Rafferty used up an entire extinguisher on the shrubs, and thus at last he was done with putting out the fires and had the leisure to look at what the heavens had showered down.
And what had the heavens brought him? This was a question, in point of fact, that he could not immediately answer. Because the streaked, scorched, black hunk of metal before him was impossible to identify. It had no markings left on it; neither did it have the communications array, the antennae, the parabolas, the reticular webs for receiving from the beyond that Bix associated with the modern satellite. Whatever this was, or had been, it was quite a bit larger than that. It was a size, he believed, that could contain man. Now: of the objects from the sky that could ferry a man, there were passenger jets; little two-seater prop planes, popular out here in the desert; jet packs, naturally, lots of jet packs; and then there were things that came from space. Rafferty was uncertain about his certainty, his notion that this was a piece of a space capsule of some kind.

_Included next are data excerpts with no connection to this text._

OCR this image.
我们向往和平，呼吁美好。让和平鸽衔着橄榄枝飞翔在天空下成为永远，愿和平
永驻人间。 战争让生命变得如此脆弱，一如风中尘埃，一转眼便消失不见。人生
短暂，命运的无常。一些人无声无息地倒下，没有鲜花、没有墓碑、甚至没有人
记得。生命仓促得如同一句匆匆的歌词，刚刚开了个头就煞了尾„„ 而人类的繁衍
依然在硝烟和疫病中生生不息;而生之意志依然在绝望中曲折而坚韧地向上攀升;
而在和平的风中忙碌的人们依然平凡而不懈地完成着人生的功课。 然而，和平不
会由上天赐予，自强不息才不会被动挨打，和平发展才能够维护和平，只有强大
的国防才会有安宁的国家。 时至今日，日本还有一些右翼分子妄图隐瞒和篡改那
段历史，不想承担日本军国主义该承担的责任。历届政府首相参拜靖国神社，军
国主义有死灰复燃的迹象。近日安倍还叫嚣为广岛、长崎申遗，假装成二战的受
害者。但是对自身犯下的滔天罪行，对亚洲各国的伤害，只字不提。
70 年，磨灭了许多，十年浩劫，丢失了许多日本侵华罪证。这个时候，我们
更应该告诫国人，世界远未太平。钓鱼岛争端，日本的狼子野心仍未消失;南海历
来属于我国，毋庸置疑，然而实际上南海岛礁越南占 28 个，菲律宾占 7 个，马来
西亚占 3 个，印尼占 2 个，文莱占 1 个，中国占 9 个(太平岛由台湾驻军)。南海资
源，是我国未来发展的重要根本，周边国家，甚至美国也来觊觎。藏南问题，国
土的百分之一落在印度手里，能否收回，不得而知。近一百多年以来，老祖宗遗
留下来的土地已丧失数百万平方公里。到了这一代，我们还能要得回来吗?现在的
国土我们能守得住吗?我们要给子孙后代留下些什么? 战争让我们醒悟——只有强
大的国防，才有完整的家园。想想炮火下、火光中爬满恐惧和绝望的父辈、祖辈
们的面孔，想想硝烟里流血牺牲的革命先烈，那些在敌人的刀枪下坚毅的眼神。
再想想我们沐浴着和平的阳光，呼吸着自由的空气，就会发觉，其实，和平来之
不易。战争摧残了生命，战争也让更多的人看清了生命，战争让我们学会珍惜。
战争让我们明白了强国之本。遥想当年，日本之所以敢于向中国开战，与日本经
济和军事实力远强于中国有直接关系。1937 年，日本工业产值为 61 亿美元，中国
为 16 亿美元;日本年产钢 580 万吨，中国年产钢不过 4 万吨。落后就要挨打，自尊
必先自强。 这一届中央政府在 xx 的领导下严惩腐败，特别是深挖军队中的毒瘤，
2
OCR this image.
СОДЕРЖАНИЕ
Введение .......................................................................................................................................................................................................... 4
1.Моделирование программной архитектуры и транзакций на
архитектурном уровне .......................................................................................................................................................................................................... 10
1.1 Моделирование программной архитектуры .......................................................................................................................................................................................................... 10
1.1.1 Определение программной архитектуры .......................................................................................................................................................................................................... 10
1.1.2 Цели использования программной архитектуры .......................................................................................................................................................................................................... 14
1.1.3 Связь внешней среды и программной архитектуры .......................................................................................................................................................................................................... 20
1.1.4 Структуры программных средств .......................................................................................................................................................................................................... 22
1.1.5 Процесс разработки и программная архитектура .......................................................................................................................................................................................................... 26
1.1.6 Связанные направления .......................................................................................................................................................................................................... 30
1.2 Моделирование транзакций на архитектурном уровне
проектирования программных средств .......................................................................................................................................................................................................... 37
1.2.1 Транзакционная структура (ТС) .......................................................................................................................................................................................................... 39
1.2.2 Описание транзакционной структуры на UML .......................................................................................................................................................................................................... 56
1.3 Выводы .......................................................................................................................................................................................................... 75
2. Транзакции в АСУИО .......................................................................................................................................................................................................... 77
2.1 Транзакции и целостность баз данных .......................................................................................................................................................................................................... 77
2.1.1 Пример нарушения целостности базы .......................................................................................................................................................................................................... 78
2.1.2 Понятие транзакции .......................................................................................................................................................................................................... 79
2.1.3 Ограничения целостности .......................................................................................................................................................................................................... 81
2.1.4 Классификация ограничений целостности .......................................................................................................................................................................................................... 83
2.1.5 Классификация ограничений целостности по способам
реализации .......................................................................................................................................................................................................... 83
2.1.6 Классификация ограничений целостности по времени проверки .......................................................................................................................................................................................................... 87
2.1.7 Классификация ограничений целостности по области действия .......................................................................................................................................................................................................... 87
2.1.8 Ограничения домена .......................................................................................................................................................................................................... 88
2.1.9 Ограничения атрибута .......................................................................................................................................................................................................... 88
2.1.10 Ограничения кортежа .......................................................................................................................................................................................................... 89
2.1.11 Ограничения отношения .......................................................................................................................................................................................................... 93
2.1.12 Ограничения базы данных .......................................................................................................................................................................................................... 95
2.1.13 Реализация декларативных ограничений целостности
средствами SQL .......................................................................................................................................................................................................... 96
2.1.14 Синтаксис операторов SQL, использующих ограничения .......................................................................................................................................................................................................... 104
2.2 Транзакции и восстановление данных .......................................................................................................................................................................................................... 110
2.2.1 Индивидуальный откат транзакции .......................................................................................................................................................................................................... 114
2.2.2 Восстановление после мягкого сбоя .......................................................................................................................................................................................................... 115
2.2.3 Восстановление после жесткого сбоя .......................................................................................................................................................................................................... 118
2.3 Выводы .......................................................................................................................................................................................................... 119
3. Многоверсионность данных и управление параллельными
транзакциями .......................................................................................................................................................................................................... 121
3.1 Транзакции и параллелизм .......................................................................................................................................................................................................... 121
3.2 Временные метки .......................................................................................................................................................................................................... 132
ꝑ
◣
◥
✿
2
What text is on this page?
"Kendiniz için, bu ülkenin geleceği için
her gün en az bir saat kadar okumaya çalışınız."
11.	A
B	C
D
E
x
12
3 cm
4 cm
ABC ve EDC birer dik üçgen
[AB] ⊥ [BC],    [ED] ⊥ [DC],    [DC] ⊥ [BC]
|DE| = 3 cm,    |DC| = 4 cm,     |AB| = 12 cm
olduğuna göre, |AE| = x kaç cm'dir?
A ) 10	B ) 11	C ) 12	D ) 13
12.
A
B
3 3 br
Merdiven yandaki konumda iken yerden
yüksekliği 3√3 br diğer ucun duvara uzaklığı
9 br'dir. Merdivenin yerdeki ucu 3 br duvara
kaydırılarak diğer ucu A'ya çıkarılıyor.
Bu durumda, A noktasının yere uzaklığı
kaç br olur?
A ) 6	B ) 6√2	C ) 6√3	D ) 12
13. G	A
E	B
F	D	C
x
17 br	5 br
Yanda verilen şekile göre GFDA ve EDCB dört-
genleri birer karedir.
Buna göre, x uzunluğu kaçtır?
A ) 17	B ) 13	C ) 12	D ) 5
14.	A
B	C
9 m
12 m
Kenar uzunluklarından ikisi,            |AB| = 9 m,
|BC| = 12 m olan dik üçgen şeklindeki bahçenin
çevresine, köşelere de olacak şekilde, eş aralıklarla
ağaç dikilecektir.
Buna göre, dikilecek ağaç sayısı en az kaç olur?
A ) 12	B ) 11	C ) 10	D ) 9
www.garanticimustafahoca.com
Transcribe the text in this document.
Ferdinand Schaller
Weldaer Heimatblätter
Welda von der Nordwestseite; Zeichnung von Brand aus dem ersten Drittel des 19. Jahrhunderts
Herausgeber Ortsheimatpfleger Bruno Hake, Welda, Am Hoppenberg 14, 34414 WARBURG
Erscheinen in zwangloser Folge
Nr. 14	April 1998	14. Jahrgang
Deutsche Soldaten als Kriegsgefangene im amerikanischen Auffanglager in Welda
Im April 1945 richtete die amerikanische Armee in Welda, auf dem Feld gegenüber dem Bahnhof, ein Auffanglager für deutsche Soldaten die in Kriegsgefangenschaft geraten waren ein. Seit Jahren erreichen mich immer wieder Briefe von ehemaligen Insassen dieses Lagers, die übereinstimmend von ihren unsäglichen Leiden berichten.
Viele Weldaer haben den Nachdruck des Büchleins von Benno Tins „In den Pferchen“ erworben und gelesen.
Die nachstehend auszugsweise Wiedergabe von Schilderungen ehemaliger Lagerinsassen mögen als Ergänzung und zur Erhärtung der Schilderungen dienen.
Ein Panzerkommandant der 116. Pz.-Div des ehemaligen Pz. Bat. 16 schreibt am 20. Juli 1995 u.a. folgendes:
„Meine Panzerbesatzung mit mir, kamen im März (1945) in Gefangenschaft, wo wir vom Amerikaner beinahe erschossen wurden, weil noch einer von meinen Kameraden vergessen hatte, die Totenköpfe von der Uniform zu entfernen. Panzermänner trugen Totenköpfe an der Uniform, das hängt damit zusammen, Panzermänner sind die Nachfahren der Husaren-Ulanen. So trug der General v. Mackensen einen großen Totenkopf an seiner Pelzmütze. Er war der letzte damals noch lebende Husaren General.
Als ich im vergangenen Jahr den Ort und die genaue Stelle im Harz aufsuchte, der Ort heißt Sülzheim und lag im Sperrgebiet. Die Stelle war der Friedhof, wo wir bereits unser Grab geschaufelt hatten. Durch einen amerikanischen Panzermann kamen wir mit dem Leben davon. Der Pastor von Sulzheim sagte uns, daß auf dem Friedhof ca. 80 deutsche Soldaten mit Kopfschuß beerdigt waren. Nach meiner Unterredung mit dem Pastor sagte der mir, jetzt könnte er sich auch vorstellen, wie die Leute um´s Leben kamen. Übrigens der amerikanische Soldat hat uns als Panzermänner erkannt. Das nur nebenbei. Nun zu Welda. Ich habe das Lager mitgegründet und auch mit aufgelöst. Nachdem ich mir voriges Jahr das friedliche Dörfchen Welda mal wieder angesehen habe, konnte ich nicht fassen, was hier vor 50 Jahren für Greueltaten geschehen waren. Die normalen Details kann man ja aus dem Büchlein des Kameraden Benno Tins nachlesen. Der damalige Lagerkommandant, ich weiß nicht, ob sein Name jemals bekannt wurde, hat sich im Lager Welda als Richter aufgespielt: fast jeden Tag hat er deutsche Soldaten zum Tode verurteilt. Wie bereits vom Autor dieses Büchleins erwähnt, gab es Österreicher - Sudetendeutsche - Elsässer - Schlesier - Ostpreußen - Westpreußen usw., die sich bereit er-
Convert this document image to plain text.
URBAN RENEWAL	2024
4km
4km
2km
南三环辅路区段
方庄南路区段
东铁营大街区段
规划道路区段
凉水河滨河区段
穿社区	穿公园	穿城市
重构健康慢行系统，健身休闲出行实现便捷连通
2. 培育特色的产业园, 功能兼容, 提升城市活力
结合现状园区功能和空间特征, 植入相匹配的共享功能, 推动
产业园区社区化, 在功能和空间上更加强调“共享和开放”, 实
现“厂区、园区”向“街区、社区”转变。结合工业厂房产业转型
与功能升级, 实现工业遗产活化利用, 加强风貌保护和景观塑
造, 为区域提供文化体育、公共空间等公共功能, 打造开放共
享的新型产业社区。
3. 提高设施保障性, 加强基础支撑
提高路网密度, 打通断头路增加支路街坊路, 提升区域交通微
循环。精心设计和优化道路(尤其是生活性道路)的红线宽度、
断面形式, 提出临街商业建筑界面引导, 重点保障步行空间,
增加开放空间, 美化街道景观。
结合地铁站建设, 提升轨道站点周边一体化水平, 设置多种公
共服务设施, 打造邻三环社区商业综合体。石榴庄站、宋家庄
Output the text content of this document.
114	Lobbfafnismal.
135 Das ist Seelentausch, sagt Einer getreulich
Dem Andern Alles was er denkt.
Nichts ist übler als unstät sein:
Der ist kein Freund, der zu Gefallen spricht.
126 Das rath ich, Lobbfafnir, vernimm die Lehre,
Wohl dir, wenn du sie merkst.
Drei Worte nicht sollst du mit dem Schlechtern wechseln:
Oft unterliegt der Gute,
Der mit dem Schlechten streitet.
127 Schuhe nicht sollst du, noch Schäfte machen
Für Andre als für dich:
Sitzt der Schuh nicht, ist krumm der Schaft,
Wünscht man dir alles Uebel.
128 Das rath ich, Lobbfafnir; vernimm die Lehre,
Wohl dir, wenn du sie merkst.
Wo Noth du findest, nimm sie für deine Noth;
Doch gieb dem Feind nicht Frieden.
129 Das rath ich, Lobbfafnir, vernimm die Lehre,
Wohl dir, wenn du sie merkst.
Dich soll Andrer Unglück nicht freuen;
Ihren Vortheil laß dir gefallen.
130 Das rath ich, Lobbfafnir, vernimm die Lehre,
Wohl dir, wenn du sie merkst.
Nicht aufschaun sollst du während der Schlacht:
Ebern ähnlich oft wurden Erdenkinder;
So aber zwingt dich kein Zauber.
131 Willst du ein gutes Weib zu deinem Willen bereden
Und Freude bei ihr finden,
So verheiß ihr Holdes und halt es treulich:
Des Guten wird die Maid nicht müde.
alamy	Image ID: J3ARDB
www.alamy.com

There were any number of Sino-Indian space explorations taking place just then, including yet another landing on the moon, and a family that was intending to orbit the planet Earth for five years, the longest that earthlings had yet spent in space. Still, Rafferty had a hunch, and the hunch was the Mars mission. Anyone with a head on his shoulders knew that the Mars mission was a disaster, and if the Old Spirits had intended for man to be on Mars, then there would be space for parking, inexpensive refueling options, and plenty of arable land, but the Old Spirits intended no such thing, and that’s why, Rafferty knew, the Mars mission was an unprecedented failure. A piece of the Mars mission, therefore, would have collectors’ value, even if he was unable to find a taker for it as scrap metal. Well, besides the scrap, there was some computer equipment — spirals of wires, a few motherboards, a profusion of chips here and there, some insulation, some polyurethane insulation, some exterior housing.